Doch mit der Chemotherapie konnte nie begonnen werden und Frau Albach verstand nach und nach, dass es für sie eine „Heilung durch Chemotherapie“, von der sie bei meinen ersten Besuchen oft sprach, nicht gab.

Für mich letztlich unvermittelt redete sie plötzlich über den möglichen Tod: „Ich kann doch noch nicht sterben, sonst lebt ja bald niemand mehr aus meinem Dorf.“ Und sie erinnerte sich an ihr kleines Dorf, die Schrecken der Flucht 1945, das langsame Ankommen in Deutschland. „Heute würde mir keiner glauben, wie armselig ich hier angekommen bin“, meinte sie stolz.

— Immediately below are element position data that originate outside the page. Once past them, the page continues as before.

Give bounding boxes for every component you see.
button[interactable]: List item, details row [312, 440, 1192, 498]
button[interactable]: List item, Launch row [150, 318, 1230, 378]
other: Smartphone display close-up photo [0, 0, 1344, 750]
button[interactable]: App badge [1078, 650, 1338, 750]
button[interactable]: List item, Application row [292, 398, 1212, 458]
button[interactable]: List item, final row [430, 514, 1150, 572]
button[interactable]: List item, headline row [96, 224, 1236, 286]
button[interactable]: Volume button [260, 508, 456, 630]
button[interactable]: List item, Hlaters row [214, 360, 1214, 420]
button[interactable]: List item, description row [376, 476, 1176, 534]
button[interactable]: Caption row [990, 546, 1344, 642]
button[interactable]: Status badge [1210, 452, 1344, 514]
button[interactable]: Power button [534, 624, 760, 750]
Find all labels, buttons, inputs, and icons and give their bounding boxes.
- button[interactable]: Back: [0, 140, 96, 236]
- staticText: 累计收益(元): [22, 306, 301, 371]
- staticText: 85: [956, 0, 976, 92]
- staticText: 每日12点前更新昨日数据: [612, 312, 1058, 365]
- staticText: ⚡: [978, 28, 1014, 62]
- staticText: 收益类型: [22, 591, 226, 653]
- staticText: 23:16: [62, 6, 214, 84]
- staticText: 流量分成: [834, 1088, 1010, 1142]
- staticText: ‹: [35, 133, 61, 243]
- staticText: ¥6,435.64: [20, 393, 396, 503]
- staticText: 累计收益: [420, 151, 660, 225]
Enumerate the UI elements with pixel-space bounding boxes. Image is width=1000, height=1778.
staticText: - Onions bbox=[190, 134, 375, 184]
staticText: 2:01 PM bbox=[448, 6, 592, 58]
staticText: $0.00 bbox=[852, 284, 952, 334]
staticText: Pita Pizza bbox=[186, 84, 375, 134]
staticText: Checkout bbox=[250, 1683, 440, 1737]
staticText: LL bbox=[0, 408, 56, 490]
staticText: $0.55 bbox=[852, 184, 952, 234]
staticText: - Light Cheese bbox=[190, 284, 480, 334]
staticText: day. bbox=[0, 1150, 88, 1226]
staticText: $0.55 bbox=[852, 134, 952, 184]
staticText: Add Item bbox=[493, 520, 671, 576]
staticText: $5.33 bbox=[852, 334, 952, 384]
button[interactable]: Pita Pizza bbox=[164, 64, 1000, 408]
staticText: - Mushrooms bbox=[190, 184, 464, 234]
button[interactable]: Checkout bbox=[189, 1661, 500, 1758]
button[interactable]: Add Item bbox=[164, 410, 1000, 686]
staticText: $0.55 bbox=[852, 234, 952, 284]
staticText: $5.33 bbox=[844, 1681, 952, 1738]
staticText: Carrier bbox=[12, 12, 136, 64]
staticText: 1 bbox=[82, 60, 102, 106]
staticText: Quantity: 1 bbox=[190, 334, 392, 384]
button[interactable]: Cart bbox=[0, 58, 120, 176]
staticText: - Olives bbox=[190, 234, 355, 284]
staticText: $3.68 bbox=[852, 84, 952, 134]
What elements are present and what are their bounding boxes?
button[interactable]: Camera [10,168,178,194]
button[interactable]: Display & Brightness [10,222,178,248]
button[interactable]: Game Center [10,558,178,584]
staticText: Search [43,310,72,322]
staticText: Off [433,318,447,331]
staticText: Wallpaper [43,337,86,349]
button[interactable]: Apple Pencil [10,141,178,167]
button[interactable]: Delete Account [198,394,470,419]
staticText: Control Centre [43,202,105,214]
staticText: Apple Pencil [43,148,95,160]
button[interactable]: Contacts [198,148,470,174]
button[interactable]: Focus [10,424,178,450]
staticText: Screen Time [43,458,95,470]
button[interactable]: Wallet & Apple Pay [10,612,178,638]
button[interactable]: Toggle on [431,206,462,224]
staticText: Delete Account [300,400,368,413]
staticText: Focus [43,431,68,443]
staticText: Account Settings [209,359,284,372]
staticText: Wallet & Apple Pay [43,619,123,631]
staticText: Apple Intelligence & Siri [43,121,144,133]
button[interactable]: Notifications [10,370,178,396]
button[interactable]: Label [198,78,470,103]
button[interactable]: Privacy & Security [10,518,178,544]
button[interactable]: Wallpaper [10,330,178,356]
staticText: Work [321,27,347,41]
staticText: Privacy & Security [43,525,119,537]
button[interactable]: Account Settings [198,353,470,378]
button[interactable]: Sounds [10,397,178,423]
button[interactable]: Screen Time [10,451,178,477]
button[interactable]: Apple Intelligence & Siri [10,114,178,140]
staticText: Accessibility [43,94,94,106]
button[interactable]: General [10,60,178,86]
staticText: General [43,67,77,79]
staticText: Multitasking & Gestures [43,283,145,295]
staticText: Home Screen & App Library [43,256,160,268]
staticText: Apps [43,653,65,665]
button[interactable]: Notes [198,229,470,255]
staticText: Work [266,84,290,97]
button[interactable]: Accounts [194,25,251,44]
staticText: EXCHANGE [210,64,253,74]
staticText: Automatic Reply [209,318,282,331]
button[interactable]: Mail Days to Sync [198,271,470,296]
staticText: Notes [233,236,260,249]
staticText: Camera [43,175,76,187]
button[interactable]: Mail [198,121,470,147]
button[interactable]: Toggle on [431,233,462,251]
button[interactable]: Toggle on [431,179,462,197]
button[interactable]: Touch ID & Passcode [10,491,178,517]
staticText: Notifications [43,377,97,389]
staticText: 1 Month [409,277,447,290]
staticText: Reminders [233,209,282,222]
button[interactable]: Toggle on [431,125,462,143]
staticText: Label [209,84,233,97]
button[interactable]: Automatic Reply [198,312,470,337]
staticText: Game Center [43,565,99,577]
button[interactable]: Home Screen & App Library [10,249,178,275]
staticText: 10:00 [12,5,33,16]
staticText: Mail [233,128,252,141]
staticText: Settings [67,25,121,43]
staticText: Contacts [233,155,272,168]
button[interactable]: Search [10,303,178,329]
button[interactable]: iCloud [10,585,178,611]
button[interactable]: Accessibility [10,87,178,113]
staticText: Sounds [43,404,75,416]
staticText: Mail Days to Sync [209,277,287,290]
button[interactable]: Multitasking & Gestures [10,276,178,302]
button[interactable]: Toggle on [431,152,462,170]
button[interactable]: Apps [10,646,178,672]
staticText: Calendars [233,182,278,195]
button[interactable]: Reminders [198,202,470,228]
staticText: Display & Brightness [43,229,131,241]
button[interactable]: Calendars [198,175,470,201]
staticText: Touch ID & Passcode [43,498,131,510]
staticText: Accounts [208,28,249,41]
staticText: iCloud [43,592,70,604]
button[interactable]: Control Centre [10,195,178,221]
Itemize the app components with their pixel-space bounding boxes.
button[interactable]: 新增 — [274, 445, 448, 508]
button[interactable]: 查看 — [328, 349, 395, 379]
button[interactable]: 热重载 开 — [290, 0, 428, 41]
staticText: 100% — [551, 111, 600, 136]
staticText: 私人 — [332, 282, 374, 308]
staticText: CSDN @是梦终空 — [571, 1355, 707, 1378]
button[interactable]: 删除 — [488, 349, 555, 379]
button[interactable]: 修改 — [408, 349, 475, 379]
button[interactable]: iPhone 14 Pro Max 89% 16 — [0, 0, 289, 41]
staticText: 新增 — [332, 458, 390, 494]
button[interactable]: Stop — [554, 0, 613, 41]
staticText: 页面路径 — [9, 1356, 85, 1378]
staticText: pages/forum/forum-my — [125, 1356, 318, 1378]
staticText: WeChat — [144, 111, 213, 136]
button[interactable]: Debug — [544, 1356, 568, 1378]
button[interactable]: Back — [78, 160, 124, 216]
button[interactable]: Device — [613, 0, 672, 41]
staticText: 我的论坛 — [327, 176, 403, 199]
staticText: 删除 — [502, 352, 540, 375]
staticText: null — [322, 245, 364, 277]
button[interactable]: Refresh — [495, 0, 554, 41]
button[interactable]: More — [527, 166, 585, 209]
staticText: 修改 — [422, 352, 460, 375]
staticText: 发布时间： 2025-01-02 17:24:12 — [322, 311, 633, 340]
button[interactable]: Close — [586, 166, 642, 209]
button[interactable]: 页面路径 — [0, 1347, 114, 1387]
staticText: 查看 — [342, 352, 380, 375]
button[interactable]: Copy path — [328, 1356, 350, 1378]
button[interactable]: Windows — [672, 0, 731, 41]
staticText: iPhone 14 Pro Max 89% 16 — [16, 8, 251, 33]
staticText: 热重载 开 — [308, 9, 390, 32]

Und sie erzählte von ihrem Leben hier, ihrem kleinen Friseurladen, den sie mit Liebe und großer Eigeninitiative aufgebaut hatte, den vielen Lehrlingen, denen sie über manch schwere Zeit hinweggeholfen hatte. „Ohne mich und meine Geduld hätten manche nie durchgehalten“, war sie überzeugt. „Ich habe viel erreicht“, betonte sie mehrmals.

Wenige Tage vor ihrem Tod bat sie mich in ernstem Ton, das nächste Mal mit besonders viel Zeit im Gepäck zu kommen.

Ich kam gleich am nächsten Tag und Frau Albach begann ohne Umschweife, von der Zeit ihrer Flucht in den Westen zu erzählen. Sie erinnerte sich an quälende Kälte, unsagbare Erschöpfung, entsetzliche Angst und furchtbaren Hunger: „Egal was wir taten, wir hatten einfach nicht genug. Mal rückten wir als Familie zusammen, mal verdächtigte jeder den anderen, etwas gegessen zu haben, was ihm nicht zusteht. Es gab Zeiten, da habe ich alles getan für ein Stück Brot.“

„Meine drei kleinen Geschwister haben die Flucht nicht überlebt“, flüsterte Herta Albach, „sie sind unterwegs verhungert.“ Und sie bat mich um eine kleine Segensfeier für diese drei Kinder, zwei Mädchen und ein Junge; sie hatte sich auch schon genau überlegt, wie sie diese Feier gestalten wollte.

Zunächst nannte sie den Namen jedes Geschwisterkindes. Dann erzählte sie alles, was sie von diesem Kind wusste: die Frisur, ein Lispeln, der ausgefallene Zahn, die Geschichte eines Streits. Sie rang jedes Mal lange mit sich und ihren Erinnerungen, mühte sich, bat mich um Nachfragen. Sie ließ sich viel Zeit und freute sich über jedes Detail, das ihr einfiel. Am Ende jeder kleinen Biografie formulierte sie selbst ein Gebet und bat mich um den Segen.

Bei meinem nächsten Besuch war Herta Albach nicht mehr ansprechbar. In den Tagen bis zu ihrem Tod erlebte ich sie ganz ruhig und entspannt.

1 In diesem Buch werden reale Erfahrungen verarbeitet. Die konkreten Personen, ihre Namen und Handlungen sind dagegen frei erfunden. Jede Ähnlichkeit mit realen Personen oder Persönlichkeiten ist nicht beabsichtigt und wäre rein zufällig.